What’s been good about this time? Well, for one thing my work schedule has felt pretty even. During training, when I have to make it to Markham to make my clinic I have to leave work early. To leave work early, I have to arrive early. And to arrive early I have to wake an hour earlier than I usually do. Yes, it’s only an hour, but that little bit really does make a difference. For the past week or two I’ve also been able to catch some TV shows when they air instead of resorting to having to PVR them. When something is recorded, it usually takes me a long while before I can actually get around to watching what I missed. Lastly, not having to commute way up north means that I’ve had the chance to send my car to the mechanic without having to worry about really weird scheduling.

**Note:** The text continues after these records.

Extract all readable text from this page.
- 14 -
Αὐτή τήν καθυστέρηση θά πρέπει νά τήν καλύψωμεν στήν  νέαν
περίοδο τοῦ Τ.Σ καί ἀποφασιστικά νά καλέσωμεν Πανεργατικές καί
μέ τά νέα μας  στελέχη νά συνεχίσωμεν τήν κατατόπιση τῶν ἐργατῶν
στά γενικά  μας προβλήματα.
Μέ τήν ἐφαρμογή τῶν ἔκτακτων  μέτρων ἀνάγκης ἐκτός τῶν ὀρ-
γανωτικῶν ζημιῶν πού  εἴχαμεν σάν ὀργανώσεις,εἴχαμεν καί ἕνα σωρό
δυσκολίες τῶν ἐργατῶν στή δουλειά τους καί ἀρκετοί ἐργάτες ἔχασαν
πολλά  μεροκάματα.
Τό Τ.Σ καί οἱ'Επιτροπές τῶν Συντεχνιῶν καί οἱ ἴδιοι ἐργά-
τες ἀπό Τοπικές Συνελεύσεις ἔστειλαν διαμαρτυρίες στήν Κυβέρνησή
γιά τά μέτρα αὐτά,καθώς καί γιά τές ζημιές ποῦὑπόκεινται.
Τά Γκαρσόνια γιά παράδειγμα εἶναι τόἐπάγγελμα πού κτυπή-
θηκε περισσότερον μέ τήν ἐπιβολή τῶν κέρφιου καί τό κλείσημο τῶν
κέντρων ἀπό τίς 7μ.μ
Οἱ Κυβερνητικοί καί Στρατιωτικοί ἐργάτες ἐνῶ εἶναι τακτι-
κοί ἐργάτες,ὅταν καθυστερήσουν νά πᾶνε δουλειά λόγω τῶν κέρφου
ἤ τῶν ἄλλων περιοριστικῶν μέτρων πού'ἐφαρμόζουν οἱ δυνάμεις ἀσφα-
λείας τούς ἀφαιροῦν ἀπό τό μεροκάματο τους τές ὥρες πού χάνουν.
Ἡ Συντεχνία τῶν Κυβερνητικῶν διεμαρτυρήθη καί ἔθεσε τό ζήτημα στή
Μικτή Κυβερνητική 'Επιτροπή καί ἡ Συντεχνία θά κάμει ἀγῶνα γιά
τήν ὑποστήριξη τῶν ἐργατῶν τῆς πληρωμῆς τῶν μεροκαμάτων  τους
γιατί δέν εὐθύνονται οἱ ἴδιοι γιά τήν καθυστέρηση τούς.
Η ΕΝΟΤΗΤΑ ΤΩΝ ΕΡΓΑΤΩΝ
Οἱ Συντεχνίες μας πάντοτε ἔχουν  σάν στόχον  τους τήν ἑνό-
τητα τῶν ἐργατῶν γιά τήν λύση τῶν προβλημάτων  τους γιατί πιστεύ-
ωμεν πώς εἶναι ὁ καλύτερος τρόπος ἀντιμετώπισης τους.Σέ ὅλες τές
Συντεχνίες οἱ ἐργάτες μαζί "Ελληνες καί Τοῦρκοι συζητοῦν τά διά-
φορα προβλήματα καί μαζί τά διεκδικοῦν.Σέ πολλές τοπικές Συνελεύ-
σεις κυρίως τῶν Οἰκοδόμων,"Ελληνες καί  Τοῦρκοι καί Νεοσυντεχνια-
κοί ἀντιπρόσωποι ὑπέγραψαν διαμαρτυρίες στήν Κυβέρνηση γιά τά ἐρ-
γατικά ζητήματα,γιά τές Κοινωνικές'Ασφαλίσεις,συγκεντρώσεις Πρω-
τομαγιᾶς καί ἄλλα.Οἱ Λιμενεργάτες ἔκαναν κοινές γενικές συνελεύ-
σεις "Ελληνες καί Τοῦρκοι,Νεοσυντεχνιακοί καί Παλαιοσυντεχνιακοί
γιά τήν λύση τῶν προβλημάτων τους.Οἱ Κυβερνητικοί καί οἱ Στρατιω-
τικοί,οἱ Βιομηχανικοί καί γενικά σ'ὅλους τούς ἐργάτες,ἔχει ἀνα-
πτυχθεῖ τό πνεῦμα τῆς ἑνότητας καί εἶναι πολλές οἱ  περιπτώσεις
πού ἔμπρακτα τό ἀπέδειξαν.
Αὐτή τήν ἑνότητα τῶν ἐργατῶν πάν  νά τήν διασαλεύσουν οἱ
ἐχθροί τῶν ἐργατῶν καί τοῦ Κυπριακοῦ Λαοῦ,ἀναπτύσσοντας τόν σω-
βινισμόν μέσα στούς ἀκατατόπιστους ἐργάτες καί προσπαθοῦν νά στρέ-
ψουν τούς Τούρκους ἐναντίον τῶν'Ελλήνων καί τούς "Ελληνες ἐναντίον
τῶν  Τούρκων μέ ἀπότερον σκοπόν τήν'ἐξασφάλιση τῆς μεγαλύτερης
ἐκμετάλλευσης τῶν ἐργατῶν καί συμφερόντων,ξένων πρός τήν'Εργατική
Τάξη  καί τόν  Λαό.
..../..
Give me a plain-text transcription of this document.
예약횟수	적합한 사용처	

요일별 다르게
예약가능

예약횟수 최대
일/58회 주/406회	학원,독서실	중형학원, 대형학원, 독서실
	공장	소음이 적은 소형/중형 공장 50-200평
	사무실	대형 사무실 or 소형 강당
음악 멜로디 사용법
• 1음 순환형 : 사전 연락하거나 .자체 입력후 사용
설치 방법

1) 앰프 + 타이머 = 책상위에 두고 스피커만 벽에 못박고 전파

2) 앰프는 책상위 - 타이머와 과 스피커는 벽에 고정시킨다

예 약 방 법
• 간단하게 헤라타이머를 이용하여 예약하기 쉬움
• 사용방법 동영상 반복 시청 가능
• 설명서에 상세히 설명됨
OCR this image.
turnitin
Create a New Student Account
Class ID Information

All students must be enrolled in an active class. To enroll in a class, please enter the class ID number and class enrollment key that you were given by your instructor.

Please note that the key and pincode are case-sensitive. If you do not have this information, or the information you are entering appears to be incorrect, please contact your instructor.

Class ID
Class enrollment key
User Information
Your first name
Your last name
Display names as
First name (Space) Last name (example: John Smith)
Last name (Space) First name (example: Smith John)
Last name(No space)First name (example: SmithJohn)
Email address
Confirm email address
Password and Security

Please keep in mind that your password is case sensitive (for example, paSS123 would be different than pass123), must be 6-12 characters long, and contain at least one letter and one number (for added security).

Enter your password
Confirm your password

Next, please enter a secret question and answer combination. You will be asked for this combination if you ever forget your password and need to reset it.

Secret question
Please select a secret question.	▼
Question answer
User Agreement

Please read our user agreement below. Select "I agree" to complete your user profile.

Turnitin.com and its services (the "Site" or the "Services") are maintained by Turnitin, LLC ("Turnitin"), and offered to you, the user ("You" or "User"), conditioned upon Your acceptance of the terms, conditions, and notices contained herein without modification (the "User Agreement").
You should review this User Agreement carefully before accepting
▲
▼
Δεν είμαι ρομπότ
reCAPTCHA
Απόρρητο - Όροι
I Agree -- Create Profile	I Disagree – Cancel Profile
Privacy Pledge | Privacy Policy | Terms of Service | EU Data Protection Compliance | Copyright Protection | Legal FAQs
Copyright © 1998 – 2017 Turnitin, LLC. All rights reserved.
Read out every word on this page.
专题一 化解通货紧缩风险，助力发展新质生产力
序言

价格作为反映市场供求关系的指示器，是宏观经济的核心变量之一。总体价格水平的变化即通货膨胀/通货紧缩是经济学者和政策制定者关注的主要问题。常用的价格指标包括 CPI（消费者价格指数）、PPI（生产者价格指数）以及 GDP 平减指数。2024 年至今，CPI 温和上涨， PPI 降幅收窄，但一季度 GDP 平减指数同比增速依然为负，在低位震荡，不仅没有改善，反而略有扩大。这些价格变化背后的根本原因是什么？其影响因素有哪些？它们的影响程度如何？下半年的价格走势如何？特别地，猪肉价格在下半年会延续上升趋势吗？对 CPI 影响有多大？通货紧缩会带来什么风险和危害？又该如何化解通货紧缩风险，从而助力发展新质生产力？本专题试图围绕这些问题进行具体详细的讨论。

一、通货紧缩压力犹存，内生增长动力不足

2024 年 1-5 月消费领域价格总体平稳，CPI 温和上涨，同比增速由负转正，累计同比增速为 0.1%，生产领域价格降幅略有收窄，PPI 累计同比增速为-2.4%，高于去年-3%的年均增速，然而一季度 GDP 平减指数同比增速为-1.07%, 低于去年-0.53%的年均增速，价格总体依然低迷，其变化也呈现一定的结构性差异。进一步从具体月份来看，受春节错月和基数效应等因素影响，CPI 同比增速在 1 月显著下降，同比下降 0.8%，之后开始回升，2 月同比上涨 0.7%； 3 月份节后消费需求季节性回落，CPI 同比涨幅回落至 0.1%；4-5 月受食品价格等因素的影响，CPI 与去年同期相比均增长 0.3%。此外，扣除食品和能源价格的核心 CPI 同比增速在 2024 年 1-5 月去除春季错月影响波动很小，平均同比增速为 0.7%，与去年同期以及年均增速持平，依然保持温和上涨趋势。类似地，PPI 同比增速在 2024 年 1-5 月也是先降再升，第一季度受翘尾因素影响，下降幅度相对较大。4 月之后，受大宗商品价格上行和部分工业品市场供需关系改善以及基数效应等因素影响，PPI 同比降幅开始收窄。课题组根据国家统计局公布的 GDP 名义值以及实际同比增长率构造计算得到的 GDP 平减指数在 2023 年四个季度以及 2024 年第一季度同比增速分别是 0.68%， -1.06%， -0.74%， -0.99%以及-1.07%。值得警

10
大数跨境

The break has been good. That being said, it’s about time I start getting back into the groove of things. Without running, all I am is a computer geek with a job that keeps me at my desk in front of a screen all day. That’s not really a particularly healthy lifestyle, don’t you know? Running acts as a reminder of sorts that I can accomplish things that I normally wouldn’t associate with myself. That knowledge grounds me and makes me acknowledge my general awesomeness. I need to start up again really soon, because I’m running the Angus Glen 10K on November 2. Yes, I can do the distance, but I still need to have some “hay in the barn” for that race, know what I mean?

So anyway, the new half-marathon clinic is beginning next Tuesday. The goal race is the Chilly Half-Marathon in Burlington. I think it’s ending late February (or something like that). Yes, that means training during the strange winter months. I skipped training during the previous winter months, but this time around I’m going to make the commitment to get the job done. It’s going to be freaking awesome. I will be sweating like mad under various layers. I will have snot dropping from my nose and probably all over my gloves. I will be sporting bad hat hair when I take my tuque off. Even with all of that I will love every minute.